Corte é o maior desde 1974. Obama ataca demora em aprovar plano, mas Senado adia votação.

Em um sinal de que a recessão americana está longe de acabar, o número de postos de trabalho que foram eliminados nos EUA em janeiro alcançou 598 mil, o maior corte mensal desde 1974, ou seja, em 34 anos. O fechamento de vagas, que superou a previsão do mercado, elevou a taxa de desemprego para 7,6% no mês, ante os 7,2% registrados em dezembro. O patamar é o maior desde 1992. Diante dos números, o presidente dos EUA, Barack Obama, disse que a notícia é "devastadora" e classificou a demora em aprovar o pacote de estímulo econômico de "imperdoável" e "irresponsável". Pressionados, os senadores fecharam um acordo na noite de ontem que reduziu os gastos previstos no plano para US$780 bilhões, informou o "New York Times". No entanto, decidiram adiar a votação do projeto. É possível que ela ocorra até amanhã.
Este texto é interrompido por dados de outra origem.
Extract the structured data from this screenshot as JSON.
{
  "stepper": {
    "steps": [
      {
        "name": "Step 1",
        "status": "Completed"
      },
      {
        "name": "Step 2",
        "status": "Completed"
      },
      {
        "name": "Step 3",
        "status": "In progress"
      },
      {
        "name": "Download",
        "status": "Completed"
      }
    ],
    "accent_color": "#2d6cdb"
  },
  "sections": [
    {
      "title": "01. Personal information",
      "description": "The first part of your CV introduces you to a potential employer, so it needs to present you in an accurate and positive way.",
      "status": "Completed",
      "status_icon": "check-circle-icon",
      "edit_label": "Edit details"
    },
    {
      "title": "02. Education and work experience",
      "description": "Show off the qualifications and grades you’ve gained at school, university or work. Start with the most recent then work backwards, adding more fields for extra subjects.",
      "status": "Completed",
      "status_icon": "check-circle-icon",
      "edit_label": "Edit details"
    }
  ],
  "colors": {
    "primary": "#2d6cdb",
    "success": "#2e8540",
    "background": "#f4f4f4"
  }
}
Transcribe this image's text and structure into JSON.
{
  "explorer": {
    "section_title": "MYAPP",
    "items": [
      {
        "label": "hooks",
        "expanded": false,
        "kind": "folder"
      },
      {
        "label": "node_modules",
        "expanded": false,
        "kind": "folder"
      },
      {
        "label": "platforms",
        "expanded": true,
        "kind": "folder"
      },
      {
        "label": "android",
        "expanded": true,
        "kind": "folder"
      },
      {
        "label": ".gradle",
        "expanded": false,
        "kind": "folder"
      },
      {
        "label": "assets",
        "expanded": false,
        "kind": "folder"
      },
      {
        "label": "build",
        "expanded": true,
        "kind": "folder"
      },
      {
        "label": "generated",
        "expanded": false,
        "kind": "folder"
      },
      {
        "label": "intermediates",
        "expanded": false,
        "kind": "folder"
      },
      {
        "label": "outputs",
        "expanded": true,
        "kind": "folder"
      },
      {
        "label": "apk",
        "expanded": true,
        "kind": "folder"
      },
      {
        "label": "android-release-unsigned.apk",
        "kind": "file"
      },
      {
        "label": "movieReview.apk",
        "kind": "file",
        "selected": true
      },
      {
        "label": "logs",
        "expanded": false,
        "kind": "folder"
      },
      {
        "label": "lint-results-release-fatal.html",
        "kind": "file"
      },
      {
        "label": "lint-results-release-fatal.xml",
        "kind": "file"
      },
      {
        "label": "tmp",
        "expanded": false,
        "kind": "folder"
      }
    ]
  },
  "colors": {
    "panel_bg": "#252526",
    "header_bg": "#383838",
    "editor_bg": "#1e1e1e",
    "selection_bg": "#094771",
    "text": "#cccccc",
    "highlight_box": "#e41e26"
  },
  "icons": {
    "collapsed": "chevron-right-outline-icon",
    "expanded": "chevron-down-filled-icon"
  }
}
Ao divulgar os dados de janeiro, o Departamento do Trabalho dos EUA apresentou uma revisão das estimativas feitas para 2008. Praticamente todos os dados mensais foram revisados, o que ampliou em cerca de 400 mil o número de vagas eliminadas em 2008. Os novos números mostram que, desde dezembro de 2007, quando os EUA entraram em recessão, 3,6 milhões de empregos sumiram do mapa. Hoje, o número de desempregados no país é de 11,6 milhões.

- É uma notícia devastadora. Tenho certeza de que os membros do Senado estão lendo esses números. Espero que eles partilhem do meu senso de urgência e cheguem à mesma indiscutível conclusão: a situação não poderia ser mais séria. Esses números demandam ação. É imperdoável e irresponsável que qualquer um de nós fiquemos presos em divagações, demoras ou questões políticas, como habitualmente, enquanto milhões de americanos perdem seus empregos - disse Obama ao comentar o relatório do governo durante cerimônia de nomeação de seu Conselho para a Recuperação Econômica, na Casa Branca, antes do possível acordo no Senado.

Na véspera, após encontro com democratas em Williamsburg, no estado de Virgínia, Obama atacara as críticas "mesquinhas" ao pacote e as "falsas teorias" formuladas sobre ele.

- Os americanos não votaram nas falsas teorias do passado, tampouco votaram para (ouvir) argumentos obscuros e políticas mesquinhas - disse o presidente, em um de seus mais duros ataques à oposição republicana.

Aprovação depende dos republicanos

Desde quinta-feira, um grupo de 20 senadores bipartidários tentava aprovar um plano econômico mais enxuto. Ontem, após um longo dia de tensas negociações, os senadores democratas concordaram em retirar itens do pacote, como corte de impostos para empresas, para ganhar apoio dos republicanos, abrindo caminho para o consenso. O maior esforço em reduzir o valor do pacote veio após os comentários de Obama e os números de desemprego.

- O mundo está esperando para ver o que vamos fazer nas próximas 24 horas. Confrontados com essa crise econômica, os republicanos devem decidir hoje (ontem) se vão se unir ao presidente e ao Congresso democrata no caminho da recuperação - disse o líder da maioria no Senado, Harry Reid, de Nevada, horas antes de o consenso ser alcançado.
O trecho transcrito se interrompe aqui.